In the Quarterly Results of Dec-24, revenue stood at Rs 1,415.05 crore, reflecting a growth of 18.42 per cent YoY and 15.64 per cent QoQ. Net profit increased significantly to Rs 92.30 crore, marking a growth of 298.88 per cent YoY and 365.22 per cent QoQ. The net profit margin for the quarter was 6.52 per cent, compared to 1.94 per cent in Dec-23 and 1.62 per cent in Sep-24.

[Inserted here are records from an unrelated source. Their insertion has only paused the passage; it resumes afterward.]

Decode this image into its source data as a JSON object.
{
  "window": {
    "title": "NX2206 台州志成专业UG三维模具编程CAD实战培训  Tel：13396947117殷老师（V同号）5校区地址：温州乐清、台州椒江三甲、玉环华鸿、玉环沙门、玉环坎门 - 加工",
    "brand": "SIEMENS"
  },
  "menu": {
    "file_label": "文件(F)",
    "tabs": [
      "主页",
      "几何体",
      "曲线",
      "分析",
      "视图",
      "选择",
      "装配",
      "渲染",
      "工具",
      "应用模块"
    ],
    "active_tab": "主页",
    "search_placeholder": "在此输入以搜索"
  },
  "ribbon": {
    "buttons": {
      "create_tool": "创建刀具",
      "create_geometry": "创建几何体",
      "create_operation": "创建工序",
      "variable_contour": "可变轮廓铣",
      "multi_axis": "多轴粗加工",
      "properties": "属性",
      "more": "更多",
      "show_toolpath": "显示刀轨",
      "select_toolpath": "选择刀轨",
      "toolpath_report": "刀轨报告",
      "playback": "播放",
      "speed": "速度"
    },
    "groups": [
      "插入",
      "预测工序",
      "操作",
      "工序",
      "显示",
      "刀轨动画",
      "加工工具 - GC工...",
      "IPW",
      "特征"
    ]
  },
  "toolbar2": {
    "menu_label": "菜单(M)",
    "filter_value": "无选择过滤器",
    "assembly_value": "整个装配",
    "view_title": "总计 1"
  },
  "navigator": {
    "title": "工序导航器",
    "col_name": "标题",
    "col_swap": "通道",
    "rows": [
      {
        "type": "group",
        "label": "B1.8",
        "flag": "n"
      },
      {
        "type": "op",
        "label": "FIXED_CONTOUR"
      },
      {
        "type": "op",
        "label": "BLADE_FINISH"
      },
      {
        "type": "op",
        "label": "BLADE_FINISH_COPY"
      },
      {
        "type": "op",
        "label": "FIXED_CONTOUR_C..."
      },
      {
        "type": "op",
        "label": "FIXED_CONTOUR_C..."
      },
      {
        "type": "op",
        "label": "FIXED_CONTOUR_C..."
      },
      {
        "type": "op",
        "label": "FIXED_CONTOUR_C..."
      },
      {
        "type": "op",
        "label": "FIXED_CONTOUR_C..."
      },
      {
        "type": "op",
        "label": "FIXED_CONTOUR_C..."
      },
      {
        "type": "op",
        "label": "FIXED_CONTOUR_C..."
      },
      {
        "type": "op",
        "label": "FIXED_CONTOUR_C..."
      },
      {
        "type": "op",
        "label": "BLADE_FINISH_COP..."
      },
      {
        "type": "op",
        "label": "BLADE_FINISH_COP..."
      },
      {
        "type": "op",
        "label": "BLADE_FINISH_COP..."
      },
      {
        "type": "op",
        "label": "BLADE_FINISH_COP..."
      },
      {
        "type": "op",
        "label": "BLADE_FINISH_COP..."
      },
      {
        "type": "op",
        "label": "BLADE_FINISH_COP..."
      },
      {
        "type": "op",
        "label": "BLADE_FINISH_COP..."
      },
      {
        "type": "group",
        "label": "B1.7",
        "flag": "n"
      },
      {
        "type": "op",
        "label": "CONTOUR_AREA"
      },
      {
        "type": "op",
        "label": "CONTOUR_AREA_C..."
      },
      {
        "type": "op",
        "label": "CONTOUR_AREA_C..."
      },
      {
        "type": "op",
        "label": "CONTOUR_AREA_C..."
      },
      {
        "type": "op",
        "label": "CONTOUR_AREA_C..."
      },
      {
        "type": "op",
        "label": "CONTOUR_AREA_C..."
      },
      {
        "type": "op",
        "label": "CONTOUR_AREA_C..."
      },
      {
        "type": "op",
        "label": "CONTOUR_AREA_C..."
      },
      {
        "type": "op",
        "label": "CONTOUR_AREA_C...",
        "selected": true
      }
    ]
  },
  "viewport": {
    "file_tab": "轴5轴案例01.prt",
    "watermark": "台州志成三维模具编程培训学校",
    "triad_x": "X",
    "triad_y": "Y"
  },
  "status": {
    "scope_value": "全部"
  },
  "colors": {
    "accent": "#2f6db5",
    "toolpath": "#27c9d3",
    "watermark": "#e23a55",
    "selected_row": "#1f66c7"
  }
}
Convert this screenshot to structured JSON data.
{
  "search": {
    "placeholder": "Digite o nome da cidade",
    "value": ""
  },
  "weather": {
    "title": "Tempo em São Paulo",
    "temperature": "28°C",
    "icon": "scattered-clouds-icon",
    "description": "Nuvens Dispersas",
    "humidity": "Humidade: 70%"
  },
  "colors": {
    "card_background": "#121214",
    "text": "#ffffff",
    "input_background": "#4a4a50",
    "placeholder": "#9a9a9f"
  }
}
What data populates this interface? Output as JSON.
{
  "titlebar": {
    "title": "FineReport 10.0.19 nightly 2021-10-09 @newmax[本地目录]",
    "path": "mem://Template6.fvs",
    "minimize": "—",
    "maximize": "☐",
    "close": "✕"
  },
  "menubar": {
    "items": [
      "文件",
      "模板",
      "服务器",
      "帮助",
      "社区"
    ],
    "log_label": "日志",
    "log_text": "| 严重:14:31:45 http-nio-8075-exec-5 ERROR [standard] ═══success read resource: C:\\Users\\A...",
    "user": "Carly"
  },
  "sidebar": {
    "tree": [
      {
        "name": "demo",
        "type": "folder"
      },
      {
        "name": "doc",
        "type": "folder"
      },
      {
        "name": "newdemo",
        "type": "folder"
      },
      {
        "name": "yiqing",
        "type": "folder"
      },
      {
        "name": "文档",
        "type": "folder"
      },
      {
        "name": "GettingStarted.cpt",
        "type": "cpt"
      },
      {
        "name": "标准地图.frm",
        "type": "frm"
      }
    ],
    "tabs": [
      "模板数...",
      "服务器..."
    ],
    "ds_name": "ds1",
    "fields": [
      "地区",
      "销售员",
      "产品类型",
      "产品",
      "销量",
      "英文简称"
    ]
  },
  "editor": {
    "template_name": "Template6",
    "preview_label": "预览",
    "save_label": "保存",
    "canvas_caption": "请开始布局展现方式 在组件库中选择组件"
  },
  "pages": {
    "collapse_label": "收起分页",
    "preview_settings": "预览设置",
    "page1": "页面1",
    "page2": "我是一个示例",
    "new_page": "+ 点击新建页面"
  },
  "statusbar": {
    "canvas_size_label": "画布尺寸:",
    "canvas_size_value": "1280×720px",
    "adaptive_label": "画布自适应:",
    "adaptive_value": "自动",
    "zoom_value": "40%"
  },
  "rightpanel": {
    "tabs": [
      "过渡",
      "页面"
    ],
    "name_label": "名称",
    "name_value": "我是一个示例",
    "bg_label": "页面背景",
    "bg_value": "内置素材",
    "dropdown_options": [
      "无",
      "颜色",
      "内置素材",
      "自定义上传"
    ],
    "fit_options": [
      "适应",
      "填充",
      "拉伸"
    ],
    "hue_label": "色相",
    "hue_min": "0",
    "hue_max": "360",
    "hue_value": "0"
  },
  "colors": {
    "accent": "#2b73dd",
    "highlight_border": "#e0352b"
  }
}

For the full-year results, revenue for FY24 was Rs 5,040.83 crore, declining by 16.55 per cent compared to Rs 6,040.55 crore in FY23. Net profit for the year stood at Rs 200.26 crore, reflecting a decrease of 81.82 per cent from Rs 143.80 crore in FY23. The net profit margin for FY24 was 2.85 per cent, compared to 13.09 per cent in FY23.

As of December 2024, the shareholding pattern of the company is as follows: Promoters hold 27.62 per cent, FIIs hold 25.56 per cent, DIIs hold 12.74 per cent, and the public holds 34.09 per cent. There is a notable increase in promoter shareholding compared to the previous quarter, rising from 27.18 per cent to 27.62 per cent. FIIs have slightly decreased their holding from 26.08 per cent to 25.56 per cent, while DIIs have also reduced their stake from 13.05 per cent to 12.74 per cent. Public shareholding has increased marginally from 33.69 per cent to 34.09 per cent.

With a PE ratio of 157x, the company trades at a premium compared to the industry PE of 28x. The company has ROCE of 6.60 per cent and ROE of 3.97 per cent.  

Investors must keep this Mid-Cap stock on their radar.

Disclaimer: The article is for informational purposes only and not investment advice.